ERBIL, Iraq, Sept. 23 (UPI) -- Iraq's Kurdistan Regional Government is looking to wind and hydropower to meet its electricity needs.
The KRG Electricity Ministry wants wind farm feasibility studies in all three of its northern Iraq provinces and three hydropower plant feasibility studies. It announced the invitation to tender on its Web site Tuesday, with an Oct. 20 deadline for bidders.
The KRG is fast developing its oil and gas resources with controversial contracts that Baghdad criticizes. The central and regional governments are at odds as to the rights to develop hydrocarbons resources.
Most of the oil and gas produced will be exported, if an agreement can be reached.
Meanwhile, Iraq as a whole, and the KRG specifically, suffer from insufficient electricity supplies due to a lack of infrastructure and fuel for power plants.
The KRG projects could overcome the first hurdle and bypass the second.

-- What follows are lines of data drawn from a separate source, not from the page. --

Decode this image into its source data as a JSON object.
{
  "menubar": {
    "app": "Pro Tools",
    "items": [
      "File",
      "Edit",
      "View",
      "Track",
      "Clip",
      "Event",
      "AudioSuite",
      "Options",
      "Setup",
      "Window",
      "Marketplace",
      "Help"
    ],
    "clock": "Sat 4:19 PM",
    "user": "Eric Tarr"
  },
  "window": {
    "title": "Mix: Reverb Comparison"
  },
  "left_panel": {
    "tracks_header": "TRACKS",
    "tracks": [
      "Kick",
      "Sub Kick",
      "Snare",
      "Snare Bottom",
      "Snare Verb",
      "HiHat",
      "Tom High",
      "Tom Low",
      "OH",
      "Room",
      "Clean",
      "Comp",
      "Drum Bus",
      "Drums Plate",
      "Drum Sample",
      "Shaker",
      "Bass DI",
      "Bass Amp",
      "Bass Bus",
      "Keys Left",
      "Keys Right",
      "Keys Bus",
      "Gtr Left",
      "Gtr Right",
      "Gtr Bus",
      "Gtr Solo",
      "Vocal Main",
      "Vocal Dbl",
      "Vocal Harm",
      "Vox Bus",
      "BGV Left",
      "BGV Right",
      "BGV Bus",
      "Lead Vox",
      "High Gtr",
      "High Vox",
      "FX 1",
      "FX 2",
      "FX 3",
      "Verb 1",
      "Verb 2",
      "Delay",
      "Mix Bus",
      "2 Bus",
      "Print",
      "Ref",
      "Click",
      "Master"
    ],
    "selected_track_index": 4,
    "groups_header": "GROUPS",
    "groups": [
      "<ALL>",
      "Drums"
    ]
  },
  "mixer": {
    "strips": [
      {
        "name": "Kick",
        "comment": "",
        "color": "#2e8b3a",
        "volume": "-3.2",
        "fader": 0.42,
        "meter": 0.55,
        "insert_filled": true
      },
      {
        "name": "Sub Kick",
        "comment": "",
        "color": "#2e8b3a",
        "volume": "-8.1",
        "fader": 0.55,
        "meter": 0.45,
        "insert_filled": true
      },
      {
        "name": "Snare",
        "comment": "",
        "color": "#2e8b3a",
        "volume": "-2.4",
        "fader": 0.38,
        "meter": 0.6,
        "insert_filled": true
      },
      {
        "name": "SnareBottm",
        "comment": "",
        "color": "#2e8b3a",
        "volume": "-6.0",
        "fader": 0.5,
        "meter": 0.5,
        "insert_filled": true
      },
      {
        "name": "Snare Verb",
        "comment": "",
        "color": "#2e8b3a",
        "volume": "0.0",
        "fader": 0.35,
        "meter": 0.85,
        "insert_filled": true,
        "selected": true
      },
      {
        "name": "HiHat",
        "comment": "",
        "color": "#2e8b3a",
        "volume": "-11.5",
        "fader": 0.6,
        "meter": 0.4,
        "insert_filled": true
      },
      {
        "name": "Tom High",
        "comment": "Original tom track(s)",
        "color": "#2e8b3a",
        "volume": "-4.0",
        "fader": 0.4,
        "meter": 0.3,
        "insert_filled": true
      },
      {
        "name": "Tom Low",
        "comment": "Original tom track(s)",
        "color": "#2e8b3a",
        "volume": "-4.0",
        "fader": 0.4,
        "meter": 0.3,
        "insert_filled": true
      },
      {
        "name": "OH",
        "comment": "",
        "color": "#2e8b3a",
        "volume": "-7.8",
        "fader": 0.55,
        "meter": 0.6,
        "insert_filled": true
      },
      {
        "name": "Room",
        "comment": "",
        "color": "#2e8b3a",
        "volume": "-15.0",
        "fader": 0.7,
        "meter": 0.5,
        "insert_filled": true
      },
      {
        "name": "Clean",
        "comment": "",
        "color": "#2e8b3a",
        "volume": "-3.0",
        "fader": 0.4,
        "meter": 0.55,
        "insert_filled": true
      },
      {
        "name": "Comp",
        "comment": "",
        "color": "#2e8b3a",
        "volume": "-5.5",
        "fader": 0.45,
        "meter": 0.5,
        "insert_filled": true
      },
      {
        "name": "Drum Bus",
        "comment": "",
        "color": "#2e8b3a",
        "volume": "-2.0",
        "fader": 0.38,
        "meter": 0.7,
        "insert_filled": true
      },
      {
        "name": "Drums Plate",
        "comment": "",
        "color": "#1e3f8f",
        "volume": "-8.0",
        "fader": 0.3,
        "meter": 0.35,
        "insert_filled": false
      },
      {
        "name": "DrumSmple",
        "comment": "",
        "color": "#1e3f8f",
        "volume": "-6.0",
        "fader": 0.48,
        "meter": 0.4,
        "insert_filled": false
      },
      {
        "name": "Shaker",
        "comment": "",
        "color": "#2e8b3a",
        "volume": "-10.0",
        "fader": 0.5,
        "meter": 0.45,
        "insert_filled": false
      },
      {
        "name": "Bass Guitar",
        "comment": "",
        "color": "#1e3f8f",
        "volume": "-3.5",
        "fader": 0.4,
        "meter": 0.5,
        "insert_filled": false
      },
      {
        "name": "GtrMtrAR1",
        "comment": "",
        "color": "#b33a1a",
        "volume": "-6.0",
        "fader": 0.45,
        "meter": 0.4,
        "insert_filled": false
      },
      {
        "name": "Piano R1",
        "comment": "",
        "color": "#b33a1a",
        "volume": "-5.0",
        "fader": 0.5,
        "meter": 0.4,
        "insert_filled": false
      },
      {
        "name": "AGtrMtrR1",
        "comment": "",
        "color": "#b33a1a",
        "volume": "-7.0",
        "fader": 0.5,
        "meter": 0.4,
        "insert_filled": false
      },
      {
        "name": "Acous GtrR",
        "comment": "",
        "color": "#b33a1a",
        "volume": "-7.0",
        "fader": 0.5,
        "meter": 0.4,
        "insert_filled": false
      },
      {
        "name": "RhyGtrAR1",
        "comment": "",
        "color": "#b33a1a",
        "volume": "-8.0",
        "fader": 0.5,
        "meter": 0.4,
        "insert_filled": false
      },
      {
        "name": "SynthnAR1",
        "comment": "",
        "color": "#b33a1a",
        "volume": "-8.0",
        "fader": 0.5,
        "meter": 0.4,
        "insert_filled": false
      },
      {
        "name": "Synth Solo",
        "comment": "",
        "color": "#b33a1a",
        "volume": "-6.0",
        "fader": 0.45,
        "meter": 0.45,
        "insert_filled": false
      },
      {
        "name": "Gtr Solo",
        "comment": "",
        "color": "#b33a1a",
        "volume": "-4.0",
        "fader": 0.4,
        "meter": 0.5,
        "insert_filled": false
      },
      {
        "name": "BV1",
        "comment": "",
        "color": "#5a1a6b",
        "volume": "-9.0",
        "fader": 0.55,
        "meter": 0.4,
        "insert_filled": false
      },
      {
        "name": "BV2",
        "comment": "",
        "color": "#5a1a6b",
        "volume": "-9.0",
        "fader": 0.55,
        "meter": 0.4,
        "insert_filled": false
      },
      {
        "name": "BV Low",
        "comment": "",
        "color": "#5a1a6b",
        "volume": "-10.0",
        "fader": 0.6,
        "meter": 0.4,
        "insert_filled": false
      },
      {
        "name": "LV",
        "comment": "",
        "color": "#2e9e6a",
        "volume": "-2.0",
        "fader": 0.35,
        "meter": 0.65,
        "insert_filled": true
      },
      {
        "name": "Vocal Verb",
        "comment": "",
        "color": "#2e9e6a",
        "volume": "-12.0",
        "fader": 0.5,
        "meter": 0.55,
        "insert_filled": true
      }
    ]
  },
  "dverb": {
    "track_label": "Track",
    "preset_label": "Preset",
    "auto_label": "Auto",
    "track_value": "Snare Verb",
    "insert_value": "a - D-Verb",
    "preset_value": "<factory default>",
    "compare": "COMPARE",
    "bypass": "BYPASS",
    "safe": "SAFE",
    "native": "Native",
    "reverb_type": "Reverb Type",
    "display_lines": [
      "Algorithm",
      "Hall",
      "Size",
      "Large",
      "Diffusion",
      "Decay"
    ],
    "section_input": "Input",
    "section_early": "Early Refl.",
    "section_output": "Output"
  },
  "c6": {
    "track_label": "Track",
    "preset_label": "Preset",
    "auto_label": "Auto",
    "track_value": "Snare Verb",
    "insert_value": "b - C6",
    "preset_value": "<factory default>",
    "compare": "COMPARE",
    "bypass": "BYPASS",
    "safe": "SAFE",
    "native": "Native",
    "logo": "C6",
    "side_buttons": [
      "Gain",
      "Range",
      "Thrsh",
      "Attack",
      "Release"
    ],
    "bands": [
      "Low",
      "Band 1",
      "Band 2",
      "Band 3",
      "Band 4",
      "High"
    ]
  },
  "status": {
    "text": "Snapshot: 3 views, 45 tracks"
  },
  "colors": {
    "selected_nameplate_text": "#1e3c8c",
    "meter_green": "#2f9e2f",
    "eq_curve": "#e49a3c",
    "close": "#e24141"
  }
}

Companies will propose sites, collect and analyze wind data at the sites, design farms for the sites and conduct feasibility studies for all wind sites in Iraq's Dohuk, Erbil and Sulaimaniya provinces.
The KRG has chosen sites for the hydropower plants already:
-- The Halwan plant, with an estimated capacity of 52 megawatts, near Ifraz village in Erbil.
-- The Gali Balinda plant near Suri village in Dohuk with an estimated 111 megawatt capacity.
-- The Delga plant, in Delga village in Sulaimaniya, with 97 megawatts of estimated capacity.
Companies will conduct surveys of dam and reservoir sites, conduct hydrological, hydraulic, geological and geotechnical studies, and a study for the plant itself.